Leif Delgass wrote:
> On Tue, 9 Apr 2002, Keith Whitwell wrote:
> > Probably just the way it was done. It would be fairly easy to allow an
> > XF86Config option for zbuffer depth, but quite a bit more work to support 16
> > and 32 bpp side-by-side.
>
> We talked about this a bit at yesterday's IRC. The mach64 can only use a
> 16-bit depth buffer, even with a 32bpp framebuffer, so I'm also interested
> in this. I couldn't see a way to request a smaller buffer from the XFree
> framebuffer manager (currently we allocate a 32-bit depth buffer, but are
> only using 16-bit z-buffer depth). It looks like the utah-glx driver was
> able to accomplish this since it's managing it's own buffers. Most of the
> drivers seem to have a comment in the ScreenInit of the DDX driver about,
> "When we move to dynamic allocation of back and depth buffers...". Could
> anyone explain what the plan was regarding this?

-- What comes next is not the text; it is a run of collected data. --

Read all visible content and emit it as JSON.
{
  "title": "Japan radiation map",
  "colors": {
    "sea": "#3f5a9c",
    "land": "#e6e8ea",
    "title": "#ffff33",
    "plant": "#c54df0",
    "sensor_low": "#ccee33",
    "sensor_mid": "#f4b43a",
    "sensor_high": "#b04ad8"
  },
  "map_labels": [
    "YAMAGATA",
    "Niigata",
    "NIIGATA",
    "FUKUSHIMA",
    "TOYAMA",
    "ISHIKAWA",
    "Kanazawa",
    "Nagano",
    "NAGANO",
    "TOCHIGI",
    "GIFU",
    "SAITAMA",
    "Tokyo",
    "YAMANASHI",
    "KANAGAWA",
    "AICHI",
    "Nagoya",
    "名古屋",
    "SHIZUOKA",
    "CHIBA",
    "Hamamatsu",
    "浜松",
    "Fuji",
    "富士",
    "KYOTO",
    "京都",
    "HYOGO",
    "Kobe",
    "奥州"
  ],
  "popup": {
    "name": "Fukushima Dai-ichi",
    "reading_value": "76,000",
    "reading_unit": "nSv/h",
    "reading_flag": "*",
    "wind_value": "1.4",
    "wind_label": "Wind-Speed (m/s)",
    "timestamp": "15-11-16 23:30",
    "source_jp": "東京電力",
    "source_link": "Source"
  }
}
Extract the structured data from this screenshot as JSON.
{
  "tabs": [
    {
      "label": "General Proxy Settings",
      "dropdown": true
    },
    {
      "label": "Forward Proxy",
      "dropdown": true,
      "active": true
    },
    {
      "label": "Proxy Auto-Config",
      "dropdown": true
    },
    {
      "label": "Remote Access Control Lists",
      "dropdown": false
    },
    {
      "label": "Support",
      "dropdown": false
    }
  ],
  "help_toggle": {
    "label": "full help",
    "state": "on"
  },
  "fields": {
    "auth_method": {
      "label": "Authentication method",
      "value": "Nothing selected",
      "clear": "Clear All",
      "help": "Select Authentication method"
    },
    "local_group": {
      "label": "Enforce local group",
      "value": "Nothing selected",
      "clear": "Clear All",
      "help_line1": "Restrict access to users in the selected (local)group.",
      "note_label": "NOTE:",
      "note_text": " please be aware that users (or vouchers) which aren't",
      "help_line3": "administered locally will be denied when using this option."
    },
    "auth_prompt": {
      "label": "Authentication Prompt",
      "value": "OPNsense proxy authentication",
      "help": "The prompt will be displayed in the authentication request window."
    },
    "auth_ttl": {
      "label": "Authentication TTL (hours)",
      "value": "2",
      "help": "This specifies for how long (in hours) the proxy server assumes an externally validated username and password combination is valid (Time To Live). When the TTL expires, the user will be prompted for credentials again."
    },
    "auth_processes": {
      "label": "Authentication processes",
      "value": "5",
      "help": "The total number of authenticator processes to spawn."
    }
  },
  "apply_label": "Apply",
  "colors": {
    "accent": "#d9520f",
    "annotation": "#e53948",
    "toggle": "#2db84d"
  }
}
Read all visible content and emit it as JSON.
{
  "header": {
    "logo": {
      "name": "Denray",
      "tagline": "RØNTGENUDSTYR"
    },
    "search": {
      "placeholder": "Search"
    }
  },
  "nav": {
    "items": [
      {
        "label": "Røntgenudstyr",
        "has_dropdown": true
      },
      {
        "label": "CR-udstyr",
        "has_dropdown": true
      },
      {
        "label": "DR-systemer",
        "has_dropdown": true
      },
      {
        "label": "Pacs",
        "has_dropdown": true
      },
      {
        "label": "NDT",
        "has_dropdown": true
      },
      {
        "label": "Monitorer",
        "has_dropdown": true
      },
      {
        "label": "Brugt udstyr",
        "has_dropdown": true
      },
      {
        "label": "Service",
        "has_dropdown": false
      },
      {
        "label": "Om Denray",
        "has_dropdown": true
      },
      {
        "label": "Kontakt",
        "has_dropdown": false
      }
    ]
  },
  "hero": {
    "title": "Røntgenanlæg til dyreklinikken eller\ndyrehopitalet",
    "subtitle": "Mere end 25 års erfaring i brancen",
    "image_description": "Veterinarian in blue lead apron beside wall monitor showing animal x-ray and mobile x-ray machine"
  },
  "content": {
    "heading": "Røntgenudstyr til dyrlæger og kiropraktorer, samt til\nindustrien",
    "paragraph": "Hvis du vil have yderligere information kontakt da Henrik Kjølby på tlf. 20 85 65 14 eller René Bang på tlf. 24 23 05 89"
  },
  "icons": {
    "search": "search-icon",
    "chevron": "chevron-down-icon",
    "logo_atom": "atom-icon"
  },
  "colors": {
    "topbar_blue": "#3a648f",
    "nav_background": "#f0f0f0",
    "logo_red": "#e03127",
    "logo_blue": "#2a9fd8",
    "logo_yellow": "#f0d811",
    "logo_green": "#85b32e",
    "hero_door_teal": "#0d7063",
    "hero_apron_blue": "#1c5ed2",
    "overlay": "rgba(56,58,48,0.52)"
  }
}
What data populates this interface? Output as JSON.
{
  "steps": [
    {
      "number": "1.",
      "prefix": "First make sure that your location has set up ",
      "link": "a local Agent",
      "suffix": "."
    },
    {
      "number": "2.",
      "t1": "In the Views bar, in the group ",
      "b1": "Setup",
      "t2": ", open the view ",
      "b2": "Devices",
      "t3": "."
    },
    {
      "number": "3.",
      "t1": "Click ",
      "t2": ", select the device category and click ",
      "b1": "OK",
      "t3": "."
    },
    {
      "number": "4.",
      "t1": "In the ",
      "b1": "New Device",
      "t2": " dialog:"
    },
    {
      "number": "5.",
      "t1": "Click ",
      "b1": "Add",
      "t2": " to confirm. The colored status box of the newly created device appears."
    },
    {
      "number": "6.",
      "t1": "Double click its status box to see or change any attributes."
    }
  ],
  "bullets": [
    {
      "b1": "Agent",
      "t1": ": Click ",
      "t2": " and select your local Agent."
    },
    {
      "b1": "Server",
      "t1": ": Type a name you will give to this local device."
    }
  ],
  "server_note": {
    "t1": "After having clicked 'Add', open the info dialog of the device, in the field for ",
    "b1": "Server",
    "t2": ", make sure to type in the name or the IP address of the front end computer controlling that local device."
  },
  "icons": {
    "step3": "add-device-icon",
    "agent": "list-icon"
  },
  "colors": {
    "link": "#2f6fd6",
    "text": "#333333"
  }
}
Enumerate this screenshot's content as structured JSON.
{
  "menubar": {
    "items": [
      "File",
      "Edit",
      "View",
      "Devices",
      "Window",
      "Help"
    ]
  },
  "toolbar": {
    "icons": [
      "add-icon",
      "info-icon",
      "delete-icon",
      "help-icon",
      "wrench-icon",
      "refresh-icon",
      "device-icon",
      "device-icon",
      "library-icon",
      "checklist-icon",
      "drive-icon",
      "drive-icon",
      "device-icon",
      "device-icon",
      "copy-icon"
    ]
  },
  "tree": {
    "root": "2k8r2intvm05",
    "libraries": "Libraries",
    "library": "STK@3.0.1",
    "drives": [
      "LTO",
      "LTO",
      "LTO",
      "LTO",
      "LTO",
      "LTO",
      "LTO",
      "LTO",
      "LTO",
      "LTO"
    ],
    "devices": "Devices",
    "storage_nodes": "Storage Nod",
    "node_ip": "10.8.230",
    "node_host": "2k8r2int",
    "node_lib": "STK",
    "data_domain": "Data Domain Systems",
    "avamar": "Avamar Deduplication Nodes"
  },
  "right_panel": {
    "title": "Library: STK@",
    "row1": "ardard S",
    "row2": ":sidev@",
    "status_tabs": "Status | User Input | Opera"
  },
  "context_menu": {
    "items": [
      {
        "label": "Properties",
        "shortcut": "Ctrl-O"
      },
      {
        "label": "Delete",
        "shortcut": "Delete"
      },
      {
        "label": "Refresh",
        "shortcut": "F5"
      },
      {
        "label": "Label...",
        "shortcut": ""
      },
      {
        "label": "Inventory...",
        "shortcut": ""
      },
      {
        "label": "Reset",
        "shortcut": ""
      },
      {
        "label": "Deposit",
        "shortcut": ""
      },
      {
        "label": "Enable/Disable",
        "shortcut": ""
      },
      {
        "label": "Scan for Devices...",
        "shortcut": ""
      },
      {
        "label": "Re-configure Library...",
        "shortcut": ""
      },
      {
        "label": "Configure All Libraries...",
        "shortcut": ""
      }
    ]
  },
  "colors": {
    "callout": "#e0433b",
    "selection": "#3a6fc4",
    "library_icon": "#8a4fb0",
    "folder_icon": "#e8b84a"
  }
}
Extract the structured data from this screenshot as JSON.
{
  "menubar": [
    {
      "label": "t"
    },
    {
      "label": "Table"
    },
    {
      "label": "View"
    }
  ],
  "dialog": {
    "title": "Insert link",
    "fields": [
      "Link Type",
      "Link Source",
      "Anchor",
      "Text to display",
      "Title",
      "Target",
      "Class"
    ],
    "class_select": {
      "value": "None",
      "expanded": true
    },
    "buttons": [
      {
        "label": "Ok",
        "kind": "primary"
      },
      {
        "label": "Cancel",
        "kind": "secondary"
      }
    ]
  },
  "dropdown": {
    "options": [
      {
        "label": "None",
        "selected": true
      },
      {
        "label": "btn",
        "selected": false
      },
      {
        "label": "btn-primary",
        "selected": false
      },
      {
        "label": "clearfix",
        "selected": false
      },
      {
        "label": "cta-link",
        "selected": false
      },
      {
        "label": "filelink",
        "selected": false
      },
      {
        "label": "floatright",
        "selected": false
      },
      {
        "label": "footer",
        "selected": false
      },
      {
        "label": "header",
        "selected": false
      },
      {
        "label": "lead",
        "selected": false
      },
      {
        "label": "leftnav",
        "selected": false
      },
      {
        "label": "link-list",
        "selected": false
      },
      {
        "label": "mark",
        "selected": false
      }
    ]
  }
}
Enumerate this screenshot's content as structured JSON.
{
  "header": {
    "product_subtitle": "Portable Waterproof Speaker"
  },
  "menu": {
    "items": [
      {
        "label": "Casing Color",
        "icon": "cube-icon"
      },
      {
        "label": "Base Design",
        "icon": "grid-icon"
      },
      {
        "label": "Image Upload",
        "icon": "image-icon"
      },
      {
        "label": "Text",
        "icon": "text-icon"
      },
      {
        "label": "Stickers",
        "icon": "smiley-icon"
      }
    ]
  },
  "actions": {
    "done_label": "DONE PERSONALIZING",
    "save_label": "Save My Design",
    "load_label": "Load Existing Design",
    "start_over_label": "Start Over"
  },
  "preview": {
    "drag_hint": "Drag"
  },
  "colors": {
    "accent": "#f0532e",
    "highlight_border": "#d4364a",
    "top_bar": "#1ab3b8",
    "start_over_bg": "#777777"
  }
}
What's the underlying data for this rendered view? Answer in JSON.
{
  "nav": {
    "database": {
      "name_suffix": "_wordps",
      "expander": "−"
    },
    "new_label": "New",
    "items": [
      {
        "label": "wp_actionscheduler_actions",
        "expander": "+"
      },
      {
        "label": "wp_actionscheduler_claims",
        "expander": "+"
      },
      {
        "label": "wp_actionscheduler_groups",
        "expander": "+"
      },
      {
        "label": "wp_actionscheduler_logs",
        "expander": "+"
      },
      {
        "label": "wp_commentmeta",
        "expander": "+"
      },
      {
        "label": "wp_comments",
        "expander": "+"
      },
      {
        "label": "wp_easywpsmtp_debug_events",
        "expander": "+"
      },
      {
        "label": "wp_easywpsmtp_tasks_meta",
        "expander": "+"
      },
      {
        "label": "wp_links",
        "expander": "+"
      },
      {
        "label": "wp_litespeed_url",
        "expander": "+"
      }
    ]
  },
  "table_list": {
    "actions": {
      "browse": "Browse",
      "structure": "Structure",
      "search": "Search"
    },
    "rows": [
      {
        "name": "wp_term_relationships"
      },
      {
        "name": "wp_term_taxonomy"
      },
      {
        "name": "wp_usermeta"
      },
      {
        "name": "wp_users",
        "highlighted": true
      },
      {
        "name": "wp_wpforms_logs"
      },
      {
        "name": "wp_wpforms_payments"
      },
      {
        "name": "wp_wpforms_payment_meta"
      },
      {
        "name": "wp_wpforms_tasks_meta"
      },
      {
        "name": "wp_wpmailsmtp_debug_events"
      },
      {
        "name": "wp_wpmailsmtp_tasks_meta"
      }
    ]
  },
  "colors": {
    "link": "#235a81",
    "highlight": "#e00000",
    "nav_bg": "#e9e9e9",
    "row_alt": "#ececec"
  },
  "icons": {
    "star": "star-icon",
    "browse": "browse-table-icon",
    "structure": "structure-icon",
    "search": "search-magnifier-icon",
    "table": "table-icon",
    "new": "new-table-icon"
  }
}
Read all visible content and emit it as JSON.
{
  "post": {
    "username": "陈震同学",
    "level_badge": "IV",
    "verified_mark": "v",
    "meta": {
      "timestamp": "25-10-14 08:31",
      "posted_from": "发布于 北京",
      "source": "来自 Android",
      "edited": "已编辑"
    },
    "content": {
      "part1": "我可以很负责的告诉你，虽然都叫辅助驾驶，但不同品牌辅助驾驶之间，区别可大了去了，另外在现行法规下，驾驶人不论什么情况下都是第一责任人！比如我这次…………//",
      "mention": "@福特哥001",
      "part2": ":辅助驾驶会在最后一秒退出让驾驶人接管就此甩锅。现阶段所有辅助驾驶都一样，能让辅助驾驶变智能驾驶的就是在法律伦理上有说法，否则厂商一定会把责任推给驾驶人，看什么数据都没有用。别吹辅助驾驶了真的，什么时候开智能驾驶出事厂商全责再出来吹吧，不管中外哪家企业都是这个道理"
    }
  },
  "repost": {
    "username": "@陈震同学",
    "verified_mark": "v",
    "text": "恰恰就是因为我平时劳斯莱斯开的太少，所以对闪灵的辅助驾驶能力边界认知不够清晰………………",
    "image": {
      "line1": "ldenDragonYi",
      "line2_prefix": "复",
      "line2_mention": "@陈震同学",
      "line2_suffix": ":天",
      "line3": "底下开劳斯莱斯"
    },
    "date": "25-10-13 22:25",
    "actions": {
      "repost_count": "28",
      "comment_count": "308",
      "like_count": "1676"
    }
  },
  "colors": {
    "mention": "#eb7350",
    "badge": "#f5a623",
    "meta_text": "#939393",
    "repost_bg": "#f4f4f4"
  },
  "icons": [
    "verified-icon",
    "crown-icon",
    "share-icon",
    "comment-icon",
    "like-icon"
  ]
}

The basic idea of static vs. dynamic buffer allocation is this:
Static - we allocate a single screen-sized Z buffer, stencil
buffer, back color buffer, etc which is shared by all windows.
In regions where windows overlap, the ancilliary buffer data is
only valid for the top-most window.
Pros: simple, bounded memory usage
Cons: may waste video memory that could otherwise be used for textures
Dynamic - for each window we allocate a private (Width * Height) Z,
stencil, back buffer etc. Obscured window regions effectively
have backing store for the ancilliary data. The buffers are
reallocated when the window size changes, deallocated when the
window is ummapped, etc.
Pros: only use as much video memory as needed, might be easily
extended to support P-buffers.
Cons: more complicated, have to deal with fragmentation, running
out of memory, etc.
All the DRI drivers use static allocation at this time.